Cutting Back On Your Bathing

In the middle ages, it wasn’t uncommon for people to bathe infrequently. In fact, one French king took great pride in the fact that he only took a bath only twice in his life. Now, if you’re an insane member of the French aristocracy with a thing for chopping off people’s heads then this kind of lifestyle shouldn’t be a big problem for you. But if, like me, you’re an everyday kind of person who works in an office and currently has friends, don’t expect to be the centre of the social whirl after a few months of dodging the soap.

Eating Road Kill

Even we're not heartless enough to show you the 'after' picture!

Even we’re not heartless enough to show you the ‘after’ picture!

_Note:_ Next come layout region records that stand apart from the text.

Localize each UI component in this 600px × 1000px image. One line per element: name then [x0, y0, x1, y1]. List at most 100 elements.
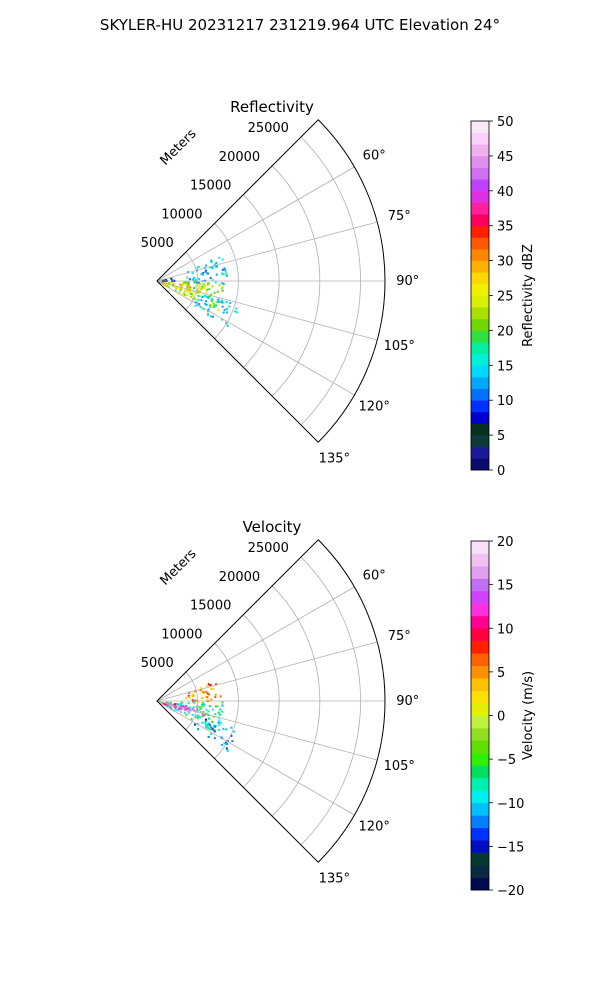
echo-pixel — [191, 695, 194, 697]
echo-pixel — [164, 279, 167, 281]
echo-pixel — [169, 283, 172, 285]
echo-pixel — [178, 709, 181, 712]
colorbar-swatch — [471, 740, 489, 754]
echo-pixel — [186, 288, 189, 291]
radial-tick-label: 25000 — [248, 121, 289, 136]
radial-tick-label: 15000 — [190, 179, 231, 194]
echo-pixel — [204, 695, 207, 698]
colorbar-tick-label: 10 — [497, 394, 514, 409]
azimuth-gridline — [156, 280, 378, 341]
echo-pixel — [200, 705, 203, 708]
echo-pixel — [221, 289, 224, 292]
echo-pixel — [166, 284, 169, 287]
echo-pixel — [201, 703, 204, 706]
echo-pixel — [212, 688, 215, 691]
echo-pixel — [198, 716, 201, 718]
echo-pixel — [218, 284, 221, 287]
echo-pixel — [216, 705, 219, 708]
echo-pixel — [204, 302, 207, 305]
colorbar-swatch — [471, 840, 489, 853]
echo-pixel — [201, 721, 204, 724]
echo-pixel — [205, 691, 208, 693]
echo-pixel — [200, 273, 203, 276]
echo-pixel — [228, 305, 231, 308]
colorbar-swatch — [471, 790, 489, 804]
echo-pixel — [219, 708, 222, 711]
echo-pixel — [207, 723, 210, 726]
echo-pixel — [221, 299, 223, 302]
colorbar-swatch — [471, 458, 489, 471]
echo-pixel — [211, 315, 214, 318]
colorbar-swatch — [471, 865, 489, 878]
echo-pixel — [180, 283, 182, 286]
echo-pixel — [208, 705, 211, 708]
colorbar-swatch — [471, 446, 489, 459]
echo-pixel — [221, 268, 224, 271]
echo-pixel — [206, 696, 209, 699]
panel-title: Reflectivity — [230, 98, 314, 116]
echo-pixel — [197, 295, 200, 297]
echo-pixel — [204, 270, 207, 273]
echo-pixel — [170, 707, 173, 710]
colorbar-swatch — [471, 272, 489, 285]
echo-pixel — [186, 271, 189, 274]
radial-tick-label: 10000 — [161, 207, 202, 222]
colorbar-tick-label: 50 — [497, 115, 514, 130]
echo-pixel — [216, 290, 219, 293]
echo-pixel — [209, 305, 212, 308]
echo-pixel — [221, 258, 224, 261]
echo-pixel — [186, 294, 189, 297]
echo-pixel — [215, 683, 217, 685]
echo-pixel — [206, 288, 208, 291]
echo-pixel — [197, 281, 200, 284]
colorbar-swatch — [471, 388, 489, 401]
echo-pixel — [164, 704, 167, 707]
echo-pixel — [207, 735, 210, 738]
colorbar-swatch — [471, 653, 489, 667]
echo-pixel — [216, 300, 219, 303]
echo-pixel — [204, 269, 207, 272]
echo-pixel — [171, 281, 174, 284]
colorbar-swatch — [471, 202, 489, 215]
echo-pixel — [205, 708, 208, 711]
echo-pixel — [188, 286, 191, 289]
echo-pixel — [208, 718, 211, 721]
echo-pixel — [187, 702, 190, 705]
colorbar-swatch — [471, 365, 489, 378]
echo-pixel — [196, 288, 199, 291]
echo-pixels — [161, 256, 238, 327]
echo-pixel — [186, 285, 189, 288]
echo-pixel — [206, 284, 209, 287]
echo-pixel — [194, 723, 196, 726]
azimuth-gridline — [156, 280, 355, 396]
colorbar-tick-label: 0 — [497, 464, 505, 479]
echo-pixel — [198, 285, 201, 288]
echo-pixel — [192, 291, 195, 294]
echo-pixel — [196, 301, 198, 304]
echo-pixel — [185, 710, 188, 713]
echo-pixel — [203, 703, 206, 706]
colorbar-tick-label: 5 — [497, 429, 505, 444]
colorbar-swatch — [471, 155, 489, 168]
echo-pixel — [204, 300, 207, 303]
echo-pixel — [214, 713, 217, 716]
echo-pixel — [223, 267, 226, 270]
echo-pixel — [234, 310, 237, 313]
echo-pixel — [208, 288, 211, 291]
echo-pixel — [214, 281, 217, 284]
echo-pixel — [201, 285, 204, 288]
echo-pixel — [199, 287, 202, 290]
echo-pixel — [210, 732, 213, 735]
echo-pixel — [218, 256, 221, 259]
echo-pixel — [194, 301, 197, 304]
colorbar-swatch — [471, 603, 489, 617]
echo-pixel — [209, 277, 212, 279]
echo-pixel — [186, 276, 189, 279]
echo-pixel — [196, 292, 199, 295]
echo-pixel — [200, 283, 203, 286]
echo-pixel — [230, 726, 233, 729]
colorbar-tick-label: 20 — [497, 535, 514, 550]
colorbar-swatch — [471, 121, 489, 134]
echo-pixel — [203, 692, 206, 694]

To be honest, this is one of the sanest money saving tips on the list. Look at it this way: if you don’t eat it, the carcass is either going to rot on the roadside or be scavenged by other wild animals. To really benefit from this tip, you’re going to need some serious butchery skills or know someone that can do the job for you. If you do intend to serve up some dead muntjac as a delicious meal for your guests be prepared for the inevitable question: ‘Why does this roast have tyre marks on it?

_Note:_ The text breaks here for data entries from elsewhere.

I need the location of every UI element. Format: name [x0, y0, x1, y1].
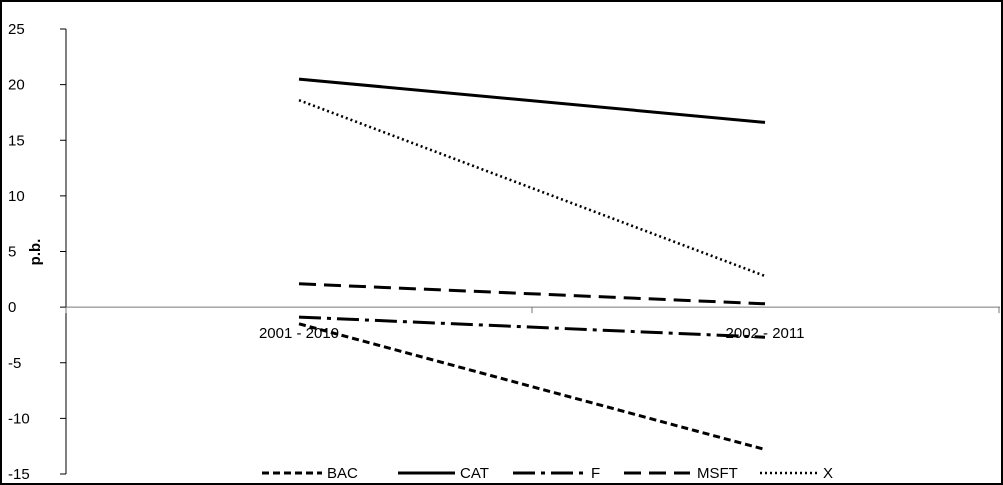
series-f — [298, 315, 766, 339]
legend-item-cat: CAT — [398, 465, 489, 482]
legend-label: F — [591, 465, 600, 482]
y-tick-label: 25 — [8, 21, 25, 38]
y-tick-label: 10 — [8, 188, 25, 205]
x-axis: 2001 - 2010 2002 - 2011 — [65, 306, 1000, 342]
legend-label: BAC — [327, 465, 358, 482]
y-tick-label: 5 — [8, 244, 16, 261]
series-x — [298, 98, 766, 278]
y-tick-label: 15 — [8, 132, 25, 149]
series-layer — [298, 77, 766, 451]
legend-item-msft: MSFT — [624, 465, 738, 482]
y-axis: 25 20 15 10 5 0 -5 -10 -15 — [8, 21, 67, 483]
legend-item-bac: BAC — [262, 465, 358, 482]
y-tick-label: -10 — [8, 410, 30, 427]
y-axis-title: p.b. — [27, 239, 44, 266]
y-tick-label: 20 — [8, 77, 25, 94]
y-tick-label: -5 — [8, 355, 21, 372]
y-tick-label: -15 — [8, 466, 30, 483]
series-cat — [298, 77, 766, 124]
legend-item-x: X — [760, 465, 833, 482]
legend-label: MSFT — [697, 465, 738, 482]
y-tick-label: 0 — [8, 299, 16, 316]
x-tick-label: 2001 - 2010 — [259, 325, 339, 342]
legend-label: CAT — [460, 465, 489, 482]
legend-item-f: F — [513, 465, 600, 482]
series-line-f — [298, 315, 766, 339]
legend: BAC CAT F MSFT X — [262, 465, 833, 482]
series-line-cat — [298, 77, 766, 124]
series-line-bac — [298, 322, 766, 451]
legend-label: X — [823, 465, 833, 482]
series-msft — [298, 282, 766, 306]
series-bac — [298, 322, 766, 451]
x-tick-label: 2002 - 2011 — [726, 325, 805, 342]
series-line-x — [298, 98, 766, 278]
series-line-msft — [298, 282, 766, 306]
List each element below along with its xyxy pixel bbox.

Tipping Over Your Drink In A Restaurant

Next, we’re going to dabble with an idea that, for a start, really is unethical and is probably illegal. We’re all knocked over a drink on a night out. Whether you’ve turned around at the bar and elbowed someone else’s pint or kicked your friends drink off the table whilst doing a drunken can-can, you know how it embarrassing it feels. But some of you have taken this ‘accident’ to a new level. It goes like this: knock back most of your drink and the wait for a member of staff to walk past you. ‘Accidentally’ walk into them and then claim your free prize (which, if you’re careful, might include you being barred or arrested).

Using Foreign Coins In A Vending Machine

space quid

Note: the space quid is a real currency (but is also completely useless).

Another not so legal way of cutting the cost of living involves using all the worthless coins you’ve accumulated from your travels abroad. To be fair, what with the way modern vending machines work, this probably won’t work but some people are still trying. It’s so simple that even the idea is criminal: some foreign currency is accepted in vending machines. But make sure you’re not chucking a five euro coin into a machine that only requires a fifty pence vend.

Ok, I said they’d work but never suggested they would ethical/legal/sane!